II. What Are the Pros and Cons of Having a Brokerage Account with an IRA/LLC That I Should Know About?
Uninvested or accumulating cash from an income producing asset often times sit without earning any income in an IRA/LLC. By having a brokerage account with an IRA/LLC, the cash could be invested into stocks or other publicly traded investments, but could still be somewhat liquid in the event that funds are needed for a self-directed investment.
Most brokerage firms do not have a specific account option for IRA/LLCs. As a result, most brokerage firms will simply treat the brokerage account as an LLC brokerage account. The problem with this is that they will send the IRS and your LLC tax reporting via IRS From 1099-B for trading income. While I’ve had many clients receive and ignore this, because the LLC is owned by their IRA, it does raise concern of an IRS audit for failure to report the 1099-B.
3. Potential Solution
TD Ameritrade has a specialty account for LLCs where you can identify that the account is owned by an IRA. This is optimal as it’s the only LLC brokerage account I’ve come across where the IRA can be identified as the owner of the LLC. Refer to TD Ameritrade’s Specialty Account Page and their account form here.

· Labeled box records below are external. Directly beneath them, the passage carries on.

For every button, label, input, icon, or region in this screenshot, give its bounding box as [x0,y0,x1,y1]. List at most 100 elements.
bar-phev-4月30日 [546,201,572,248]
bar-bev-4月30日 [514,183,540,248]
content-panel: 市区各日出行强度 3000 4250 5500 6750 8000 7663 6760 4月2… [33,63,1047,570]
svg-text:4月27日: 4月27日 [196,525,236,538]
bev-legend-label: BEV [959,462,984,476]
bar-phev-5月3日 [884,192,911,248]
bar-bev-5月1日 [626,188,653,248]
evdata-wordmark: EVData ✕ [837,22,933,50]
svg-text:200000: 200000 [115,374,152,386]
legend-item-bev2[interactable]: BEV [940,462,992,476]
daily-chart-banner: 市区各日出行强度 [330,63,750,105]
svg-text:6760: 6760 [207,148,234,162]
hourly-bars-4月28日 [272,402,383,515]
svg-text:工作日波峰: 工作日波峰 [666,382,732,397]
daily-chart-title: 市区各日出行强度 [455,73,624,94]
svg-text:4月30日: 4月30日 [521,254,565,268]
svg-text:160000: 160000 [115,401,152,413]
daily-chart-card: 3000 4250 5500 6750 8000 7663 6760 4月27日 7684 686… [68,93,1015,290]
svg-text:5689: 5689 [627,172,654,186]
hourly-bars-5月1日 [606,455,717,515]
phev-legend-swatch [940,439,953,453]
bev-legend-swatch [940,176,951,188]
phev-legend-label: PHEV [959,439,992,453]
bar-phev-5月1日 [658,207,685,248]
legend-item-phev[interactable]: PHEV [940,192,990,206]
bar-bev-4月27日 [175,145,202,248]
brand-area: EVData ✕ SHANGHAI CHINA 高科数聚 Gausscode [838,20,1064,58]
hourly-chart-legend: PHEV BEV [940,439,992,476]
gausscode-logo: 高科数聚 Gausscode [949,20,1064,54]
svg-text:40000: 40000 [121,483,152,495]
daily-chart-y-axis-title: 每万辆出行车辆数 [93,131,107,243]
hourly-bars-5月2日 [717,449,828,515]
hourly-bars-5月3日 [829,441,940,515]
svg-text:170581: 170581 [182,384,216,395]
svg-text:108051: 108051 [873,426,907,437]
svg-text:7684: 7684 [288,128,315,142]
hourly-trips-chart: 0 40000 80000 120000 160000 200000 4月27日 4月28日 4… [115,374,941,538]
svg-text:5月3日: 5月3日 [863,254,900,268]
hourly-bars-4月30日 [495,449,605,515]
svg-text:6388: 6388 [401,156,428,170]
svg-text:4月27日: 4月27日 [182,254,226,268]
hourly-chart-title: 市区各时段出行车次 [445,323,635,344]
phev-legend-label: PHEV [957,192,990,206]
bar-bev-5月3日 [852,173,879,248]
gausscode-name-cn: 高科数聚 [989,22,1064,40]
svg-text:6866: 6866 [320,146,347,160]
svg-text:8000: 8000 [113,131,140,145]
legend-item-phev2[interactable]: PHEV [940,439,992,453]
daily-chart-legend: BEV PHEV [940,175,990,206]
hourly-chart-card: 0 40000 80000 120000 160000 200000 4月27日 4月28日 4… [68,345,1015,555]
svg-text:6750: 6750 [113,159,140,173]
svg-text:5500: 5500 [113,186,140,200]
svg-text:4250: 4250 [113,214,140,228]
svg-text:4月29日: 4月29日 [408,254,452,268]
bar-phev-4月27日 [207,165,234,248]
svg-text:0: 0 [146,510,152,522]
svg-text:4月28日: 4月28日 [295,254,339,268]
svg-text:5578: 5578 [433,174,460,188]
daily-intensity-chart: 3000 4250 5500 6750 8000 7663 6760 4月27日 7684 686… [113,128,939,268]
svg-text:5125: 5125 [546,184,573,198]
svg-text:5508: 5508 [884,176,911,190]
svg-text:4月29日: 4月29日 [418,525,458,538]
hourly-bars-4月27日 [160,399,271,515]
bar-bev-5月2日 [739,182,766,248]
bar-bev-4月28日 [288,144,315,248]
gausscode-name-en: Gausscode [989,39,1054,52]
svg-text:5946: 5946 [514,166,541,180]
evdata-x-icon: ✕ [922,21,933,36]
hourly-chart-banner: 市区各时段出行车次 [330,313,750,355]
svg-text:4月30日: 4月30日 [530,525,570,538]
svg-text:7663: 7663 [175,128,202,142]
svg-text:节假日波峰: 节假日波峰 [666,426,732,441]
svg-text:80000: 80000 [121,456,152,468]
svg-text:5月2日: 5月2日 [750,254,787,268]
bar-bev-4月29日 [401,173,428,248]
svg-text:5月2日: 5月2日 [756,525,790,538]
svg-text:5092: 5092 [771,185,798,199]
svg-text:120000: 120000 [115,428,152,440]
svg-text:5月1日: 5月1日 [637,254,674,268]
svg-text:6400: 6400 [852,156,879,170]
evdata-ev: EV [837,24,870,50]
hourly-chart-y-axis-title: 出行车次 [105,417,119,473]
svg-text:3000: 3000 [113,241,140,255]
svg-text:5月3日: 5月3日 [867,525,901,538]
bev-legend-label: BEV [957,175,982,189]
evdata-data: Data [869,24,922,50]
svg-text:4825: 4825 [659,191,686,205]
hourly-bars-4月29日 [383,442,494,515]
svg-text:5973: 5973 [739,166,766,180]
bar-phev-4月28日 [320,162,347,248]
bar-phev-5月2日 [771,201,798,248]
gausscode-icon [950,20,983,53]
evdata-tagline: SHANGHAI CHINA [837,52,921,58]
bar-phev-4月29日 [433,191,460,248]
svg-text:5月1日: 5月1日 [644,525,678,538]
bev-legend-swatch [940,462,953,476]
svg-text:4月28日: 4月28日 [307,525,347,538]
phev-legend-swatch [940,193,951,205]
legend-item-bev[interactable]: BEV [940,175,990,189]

III. What are the Options?
A second option to establishing a brokerage account with your IRA/LLC is to simply return funds from the LLC back to the self-directed IRA. This is not taxable. It is a return of investment funds or profits to the IRA. Then transfer funds from the self-directed IRA to a brokerage IRA as a trustee-to-trustee transfer. This is also not taxable. Now, you can buy stocks with the IRA funds in the brokerage account. When you would like the funds back in the IRA/LLC for a self-directed investment, you would send funds from the brokerage IRA back to the self-directed IRA as a trustee-to-trustee transfer, and would then invest the funds from the self-directed IRA to the IRA/LLC. While this involves more steps, its cleaner in the end as the brokerage IRA will be set-up with no tax reporting to the IRS on trading income. In the end, both options are viable, but self-directed investors should understand the differences and requirements for each option before proceeding with a brokerage account with their IRA/LLC funds.